A relação entre o governo do presidente Luiz Inácio Lula da Silva (PT) e o Congresso Nacional voltou a se deteriorar após as recentes operações da Polícia Federal relacionadas ao uso de emendas parlamentares. O episódio ampliou o desgaste entre o Palácio do Planalto e as principais lideranças do Legislativo, incluindo os presidentes do Senado, Davi Alcolumbre (União Brasil-AP), e da Câmara dos Deputados, Hugo Motta (Republicanos-PB).
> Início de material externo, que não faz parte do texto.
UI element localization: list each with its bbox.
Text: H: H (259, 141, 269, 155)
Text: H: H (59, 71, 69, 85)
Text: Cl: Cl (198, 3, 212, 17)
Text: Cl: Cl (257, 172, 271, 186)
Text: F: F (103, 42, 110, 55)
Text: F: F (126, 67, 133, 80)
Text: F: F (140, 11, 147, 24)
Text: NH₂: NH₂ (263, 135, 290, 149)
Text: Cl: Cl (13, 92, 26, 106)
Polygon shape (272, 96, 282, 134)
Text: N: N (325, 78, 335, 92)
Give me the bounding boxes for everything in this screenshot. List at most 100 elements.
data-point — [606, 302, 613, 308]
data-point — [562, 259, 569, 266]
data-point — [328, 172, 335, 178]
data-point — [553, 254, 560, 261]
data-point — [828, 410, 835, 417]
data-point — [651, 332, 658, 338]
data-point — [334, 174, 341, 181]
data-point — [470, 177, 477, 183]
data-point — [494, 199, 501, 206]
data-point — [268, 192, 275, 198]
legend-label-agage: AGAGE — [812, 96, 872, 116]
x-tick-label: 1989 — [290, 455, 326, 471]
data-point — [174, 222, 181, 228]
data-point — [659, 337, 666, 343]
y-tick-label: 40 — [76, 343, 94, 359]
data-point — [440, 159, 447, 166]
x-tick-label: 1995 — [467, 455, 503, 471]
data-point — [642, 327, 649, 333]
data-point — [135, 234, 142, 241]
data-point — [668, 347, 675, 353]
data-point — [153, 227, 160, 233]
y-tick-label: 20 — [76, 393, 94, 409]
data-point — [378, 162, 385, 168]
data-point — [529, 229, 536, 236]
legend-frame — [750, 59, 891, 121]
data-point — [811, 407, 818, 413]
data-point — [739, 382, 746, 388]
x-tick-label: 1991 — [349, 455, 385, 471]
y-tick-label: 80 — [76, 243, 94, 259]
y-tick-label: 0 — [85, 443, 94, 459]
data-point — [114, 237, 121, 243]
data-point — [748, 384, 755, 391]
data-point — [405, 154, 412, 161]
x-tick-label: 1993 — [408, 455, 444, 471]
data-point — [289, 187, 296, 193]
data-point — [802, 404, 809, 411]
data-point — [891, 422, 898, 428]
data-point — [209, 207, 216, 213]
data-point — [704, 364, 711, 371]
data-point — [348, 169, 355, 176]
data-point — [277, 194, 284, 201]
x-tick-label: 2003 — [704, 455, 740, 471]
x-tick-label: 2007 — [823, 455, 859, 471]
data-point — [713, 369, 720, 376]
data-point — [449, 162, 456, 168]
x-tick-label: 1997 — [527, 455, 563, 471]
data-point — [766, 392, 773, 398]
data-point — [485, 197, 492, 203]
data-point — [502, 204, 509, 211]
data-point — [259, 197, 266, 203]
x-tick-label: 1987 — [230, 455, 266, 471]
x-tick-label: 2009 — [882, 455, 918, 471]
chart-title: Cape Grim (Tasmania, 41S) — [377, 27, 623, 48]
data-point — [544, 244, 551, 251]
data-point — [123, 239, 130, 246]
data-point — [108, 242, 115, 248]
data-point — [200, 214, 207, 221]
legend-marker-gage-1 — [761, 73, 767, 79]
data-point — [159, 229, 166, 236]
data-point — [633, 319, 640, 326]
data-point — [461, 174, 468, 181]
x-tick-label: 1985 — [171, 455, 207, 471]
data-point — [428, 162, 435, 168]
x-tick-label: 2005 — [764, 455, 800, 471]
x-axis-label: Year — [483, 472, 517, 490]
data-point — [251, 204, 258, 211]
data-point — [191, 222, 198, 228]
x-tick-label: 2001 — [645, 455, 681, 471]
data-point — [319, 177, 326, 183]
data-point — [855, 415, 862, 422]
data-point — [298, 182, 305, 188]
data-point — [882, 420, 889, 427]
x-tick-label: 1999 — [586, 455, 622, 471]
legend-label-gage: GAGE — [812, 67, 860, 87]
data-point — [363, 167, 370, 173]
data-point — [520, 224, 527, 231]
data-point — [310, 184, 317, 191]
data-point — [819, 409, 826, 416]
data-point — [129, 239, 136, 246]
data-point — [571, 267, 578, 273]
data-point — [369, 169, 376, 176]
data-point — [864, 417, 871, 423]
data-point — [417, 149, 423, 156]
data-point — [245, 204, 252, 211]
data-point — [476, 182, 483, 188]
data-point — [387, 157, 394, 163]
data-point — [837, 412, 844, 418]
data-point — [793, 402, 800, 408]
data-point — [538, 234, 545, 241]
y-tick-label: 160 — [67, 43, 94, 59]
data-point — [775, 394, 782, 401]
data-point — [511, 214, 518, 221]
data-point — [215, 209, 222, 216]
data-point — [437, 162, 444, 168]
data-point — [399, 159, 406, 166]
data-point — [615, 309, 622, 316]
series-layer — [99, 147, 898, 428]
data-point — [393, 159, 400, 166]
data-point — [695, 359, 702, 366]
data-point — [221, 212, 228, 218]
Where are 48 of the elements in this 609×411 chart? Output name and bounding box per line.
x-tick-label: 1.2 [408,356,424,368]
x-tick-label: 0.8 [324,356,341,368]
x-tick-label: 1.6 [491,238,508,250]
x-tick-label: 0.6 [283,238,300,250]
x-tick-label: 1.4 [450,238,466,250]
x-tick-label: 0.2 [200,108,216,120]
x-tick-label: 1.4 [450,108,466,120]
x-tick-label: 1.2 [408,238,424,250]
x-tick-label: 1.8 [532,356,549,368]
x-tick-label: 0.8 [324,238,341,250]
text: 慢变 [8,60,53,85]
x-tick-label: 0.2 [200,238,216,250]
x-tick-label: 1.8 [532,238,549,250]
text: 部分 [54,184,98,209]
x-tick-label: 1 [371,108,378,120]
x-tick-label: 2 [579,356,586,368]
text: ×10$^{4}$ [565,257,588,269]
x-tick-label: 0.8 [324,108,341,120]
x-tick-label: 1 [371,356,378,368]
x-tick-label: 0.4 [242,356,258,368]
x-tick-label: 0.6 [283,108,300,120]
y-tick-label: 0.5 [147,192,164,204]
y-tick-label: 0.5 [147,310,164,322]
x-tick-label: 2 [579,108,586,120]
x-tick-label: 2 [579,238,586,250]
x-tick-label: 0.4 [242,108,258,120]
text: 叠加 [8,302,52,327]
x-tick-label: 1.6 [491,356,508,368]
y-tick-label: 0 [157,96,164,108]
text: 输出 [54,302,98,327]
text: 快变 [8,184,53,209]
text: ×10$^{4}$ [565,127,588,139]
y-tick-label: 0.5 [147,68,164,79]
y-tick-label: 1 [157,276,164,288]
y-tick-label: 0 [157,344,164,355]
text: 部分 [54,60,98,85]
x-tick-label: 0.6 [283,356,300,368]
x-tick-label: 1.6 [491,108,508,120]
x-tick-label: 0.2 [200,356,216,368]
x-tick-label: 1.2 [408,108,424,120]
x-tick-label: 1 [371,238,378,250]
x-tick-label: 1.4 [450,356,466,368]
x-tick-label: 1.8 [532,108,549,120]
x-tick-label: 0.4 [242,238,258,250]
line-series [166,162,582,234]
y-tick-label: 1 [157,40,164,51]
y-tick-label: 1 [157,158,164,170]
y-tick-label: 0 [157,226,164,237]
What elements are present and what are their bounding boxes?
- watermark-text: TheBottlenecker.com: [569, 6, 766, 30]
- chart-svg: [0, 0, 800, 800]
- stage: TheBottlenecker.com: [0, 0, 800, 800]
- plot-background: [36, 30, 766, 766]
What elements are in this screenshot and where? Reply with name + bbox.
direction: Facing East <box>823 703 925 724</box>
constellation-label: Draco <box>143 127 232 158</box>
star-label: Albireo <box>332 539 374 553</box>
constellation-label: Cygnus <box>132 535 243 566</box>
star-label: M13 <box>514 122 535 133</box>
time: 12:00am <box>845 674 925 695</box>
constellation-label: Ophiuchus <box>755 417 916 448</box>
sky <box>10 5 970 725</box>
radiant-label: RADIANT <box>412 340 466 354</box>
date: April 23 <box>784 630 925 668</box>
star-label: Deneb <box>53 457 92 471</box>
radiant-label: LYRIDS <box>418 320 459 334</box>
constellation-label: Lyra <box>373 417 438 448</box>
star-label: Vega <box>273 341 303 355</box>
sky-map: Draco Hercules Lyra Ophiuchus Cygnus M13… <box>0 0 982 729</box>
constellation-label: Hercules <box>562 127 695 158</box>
Segundo informações do Estadão, Alcolumbre atribui ao governo influência nas investigações e na decisão do ministro do Supremo Tribunal Federal (STF), Flávio Dino, que determinou o bloqueio de bens do presidente do PL, Valdemar Costa Neto, além da suspensão da execução de emendas parlamentares que estão sob investigação.
Em meio ao cenário de tensão, o Partido dos Trabalhadores intensificou uma campanha nas redes sociais para pressionar o Senado a votar, antes do recesso parlamentar, a Proposta de Emenda à Constituição (PEC) que prevê o fim da escala de trabalho 6×1. A mobilização utiliza a hashtag “Aprova Senado” e reúne manifestações de dirigentes e lideranças da legenda, que defendem a análise da proposta ainda nesta semana.
O clima de confronto entre Executivo e Legislativo também pode afetar o andamento de outras pautas consideradas prioritárias pelo governo federal. Entre elas estão a PEC da Segurança Pública e a Medida Provisória do Frete, cuja validade está próxima do vencimento.
Nos bastidores do Congresso, parlamentares avaliam que o aumento da crise política e o avanço das investigações envolvendo emendas parlamentares tendem a dificultar as negociações entre os Poderes, podendo adiar a votação de projetos estratégicos para o governo.